Tuesday, February 01, 2005

What to wear, what to wear?

“Don’t be fallin’ out of your house with no needle and thread in your hand”
-- An Indian Chief heard early one Mardi Gras morning on WWOZ

My good friend Brian, having no kids of his own, has never given up on the Mardi Gras of our twenties. He always had MoMs tickets and went to their Captain’s Party. His costumes were always wild and outrageous. He had gotten a ticket for me to MoMs every years for the last two decades, only to have to give it away to someone else.

And he reminded me: I needed a good costume to get into MoMs--unless I wanted to go in with no pants.

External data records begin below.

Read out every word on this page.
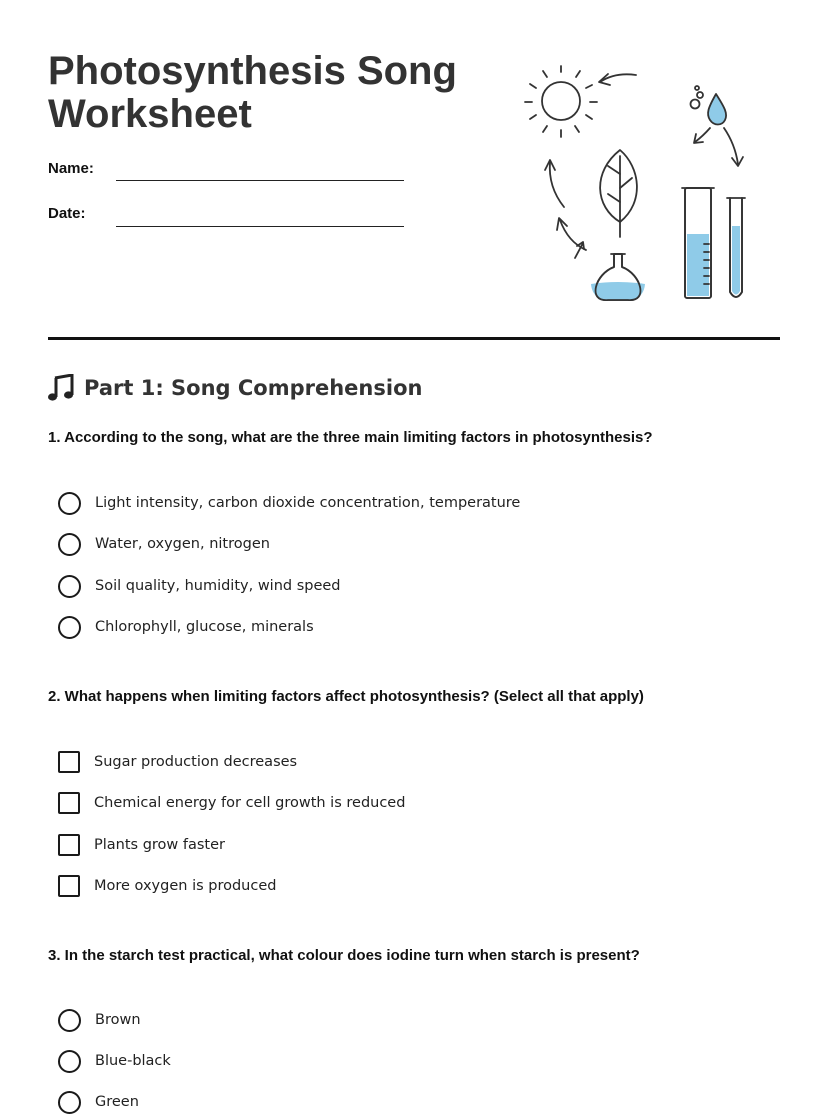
Photosynthesis Song
Worksheet
Name:
Date:
Part 1: Song Comprehension

1. According to the song, what are the three main limiting factors in photosynthesis?

Light intensity, carbon dioxide concentration, temperature
Water, oxygen, nitrogen
Soil quality, humidity, wind speed
Chlorophyll, glucose, minerals

2. What happens when limiting factors affect photosynthesis? (Select all that apply)

Sugar production decreases
Chemical energy for cell growth is reduced
Plants grow faster
More oxygen is produced

3. In the starch test practical, what colour does iodine turn when starch is present?

Brown
Blue-black
Green
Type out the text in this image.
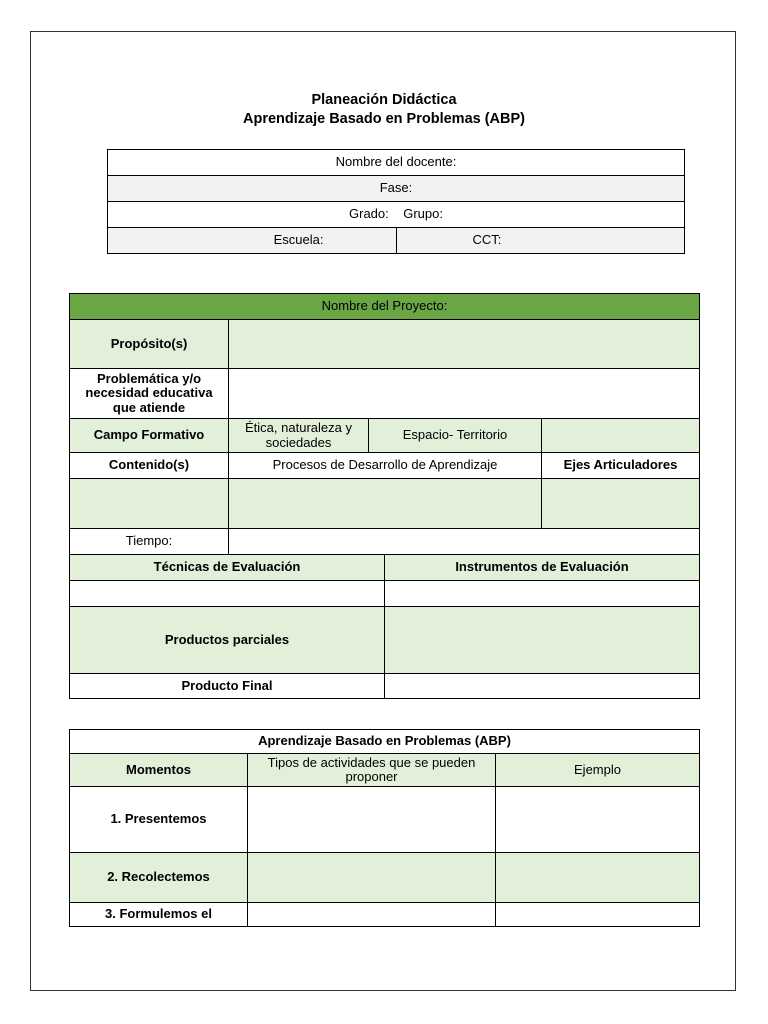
Planeación Didáctica
Aprendizaje Basado en Problemas (ABP)
Nombre del docente:
Fase:
Grado: Grupo:
Escuela:	CCT:
Nombre del Proyecto:				
Propósito(s)				
Problemática y/o necesidad educativa que atiende				
Campo Formativo	Ética, naturaleza y sociedades	Espacio- Territorio		
Contenido(s)	Procesos de Desarrollo de Aprendizaje			Ejes Articuladores

Tiempo:				
Técnicas de Evaluación			Instrumentos de Evaluación	

Productos parciales				
Producto Final				
Aprendizaje Basado en Problemas (ABP)		
Momentos	Tipos de actividades que se pueden proponer	Ejemplo
1. Presentemos		
2. Recolectemos		
3. Formulemos el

The kids Mardi Gras day costumes were easy. For the day, my son could wear the fairly elaborate pirate’s costume we had just purchased this past yea for Halloween.. (I have sublimated my Carnival spirit into Halloween for many of the past 18 years). I told him if he didn’t wear the eyepatch, he could be Diego Montoya (we rather like the Princess Bridge)

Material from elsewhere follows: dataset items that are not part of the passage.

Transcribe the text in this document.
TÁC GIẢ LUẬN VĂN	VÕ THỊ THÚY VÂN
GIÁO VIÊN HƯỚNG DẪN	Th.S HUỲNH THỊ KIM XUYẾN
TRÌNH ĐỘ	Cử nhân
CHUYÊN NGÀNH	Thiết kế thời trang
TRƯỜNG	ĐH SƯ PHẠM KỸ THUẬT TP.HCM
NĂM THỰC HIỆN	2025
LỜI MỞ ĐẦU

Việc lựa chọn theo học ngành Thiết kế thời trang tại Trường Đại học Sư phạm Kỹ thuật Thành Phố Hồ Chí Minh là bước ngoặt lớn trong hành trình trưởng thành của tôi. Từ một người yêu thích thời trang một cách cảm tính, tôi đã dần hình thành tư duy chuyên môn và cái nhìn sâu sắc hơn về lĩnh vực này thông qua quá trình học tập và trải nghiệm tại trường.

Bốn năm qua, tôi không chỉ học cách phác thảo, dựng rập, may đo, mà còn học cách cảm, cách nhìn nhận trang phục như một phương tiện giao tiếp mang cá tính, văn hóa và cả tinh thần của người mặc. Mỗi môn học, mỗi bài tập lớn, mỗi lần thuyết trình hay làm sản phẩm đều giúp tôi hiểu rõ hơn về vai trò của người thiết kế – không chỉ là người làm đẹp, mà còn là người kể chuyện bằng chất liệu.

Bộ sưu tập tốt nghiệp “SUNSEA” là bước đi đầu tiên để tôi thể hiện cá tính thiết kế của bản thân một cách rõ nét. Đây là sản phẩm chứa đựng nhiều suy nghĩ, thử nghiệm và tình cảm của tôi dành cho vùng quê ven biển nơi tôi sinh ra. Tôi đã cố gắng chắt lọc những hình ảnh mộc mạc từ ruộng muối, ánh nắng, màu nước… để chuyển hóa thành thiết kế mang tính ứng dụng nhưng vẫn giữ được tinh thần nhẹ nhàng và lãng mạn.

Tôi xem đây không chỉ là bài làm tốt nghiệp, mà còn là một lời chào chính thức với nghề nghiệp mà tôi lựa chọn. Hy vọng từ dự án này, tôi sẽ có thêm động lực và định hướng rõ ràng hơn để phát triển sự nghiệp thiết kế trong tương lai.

My daughter is in a dance school with competitive companies, and has a closet full of competition and recital costumes. She will wear the red one from last year with the blond page boy wig that made them all look like little clones of Carol Channing.

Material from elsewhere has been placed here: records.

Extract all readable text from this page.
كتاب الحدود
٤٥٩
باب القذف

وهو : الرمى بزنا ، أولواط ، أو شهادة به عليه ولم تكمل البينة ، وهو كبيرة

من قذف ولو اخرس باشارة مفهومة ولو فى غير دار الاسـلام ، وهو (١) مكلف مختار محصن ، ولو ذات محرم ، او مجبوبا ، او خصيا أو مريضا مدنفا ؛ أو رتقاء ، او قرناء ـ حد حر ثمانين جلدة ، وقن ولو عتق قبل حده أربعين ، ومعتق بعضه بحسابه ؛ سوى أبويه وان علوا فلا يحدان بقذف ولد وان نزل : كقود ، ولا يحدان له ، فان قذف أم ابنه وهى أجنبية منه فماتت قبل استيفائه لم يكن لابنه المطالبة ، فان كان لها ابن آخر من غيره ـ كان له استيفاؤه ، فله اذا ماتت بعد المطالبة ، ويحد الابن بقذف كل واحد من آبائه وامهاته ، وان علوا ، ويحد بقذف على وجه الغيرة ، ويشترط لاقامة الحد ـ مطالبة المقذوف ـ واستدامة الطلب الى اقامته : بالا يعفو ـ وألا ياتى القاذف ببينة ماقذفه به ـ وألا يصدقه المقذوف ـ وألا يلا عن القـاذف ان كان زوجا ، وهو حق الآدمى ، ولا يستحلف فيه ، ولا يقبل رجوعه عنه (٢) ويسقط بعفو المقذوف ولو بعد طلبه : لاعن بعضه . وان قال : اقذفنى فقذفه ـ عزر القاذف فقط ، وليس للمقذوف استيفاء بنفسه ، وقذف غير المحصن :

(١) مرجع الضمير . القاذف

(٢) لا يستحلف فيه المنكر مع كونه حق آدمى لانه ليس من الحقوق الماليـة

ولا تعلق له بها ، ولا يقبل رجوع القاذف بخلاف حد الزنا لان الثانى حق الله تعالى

Me, I had long planned to return to Mardi Gras dressed as Captain Beyond, the cover art character of a studio band of the early 70s that put out some serious rock. This was not a simple costume to assemble, and I was not sure I could pull it off.

I am a great fan of the author Charles de Lint. I was reading Greenmantle at Xmas break.

Suddenly it occurred to me.

I’m going as the Green Man.

This is not a hard costume. A few silk plants from the Hobby Hut, a fresh bag of glue sticks, a mask and some base camo clothes or tights, et voila..

My now thirteen-year-old daughter lays down a rule: I am not allowed to appear in tights in any pictures with her. I explain to her that I used to wear tights as part of costumes all the time; that I learned the hard way that guys with hairy legs should never where white tights.

She is not convinced.

So, I dredged out the pair of loden green chino’s I used to stuff a ghoul last Haloween into the house, and start glueing on leaves and moss to go with my mask and camo shirt (also with some leaves glue-gunned on;the fancy 3-D, structured camo ready made is just too pricey).

As my daughter said as I came out of the bathroom last Sunday dressed out for the first time, “Oh my god, you’re a tree!”. Mission accomplished. I shed $2-a-bag hobby hut Spanish moss wherever I go, but I’m bringing the rest of the moss and leaves, and the glue gun.

If I start to come apart at MoM’s (and at 47 and on a Strict Alcohol Diet, I just might) I’ll have time to put myself back together on Monday.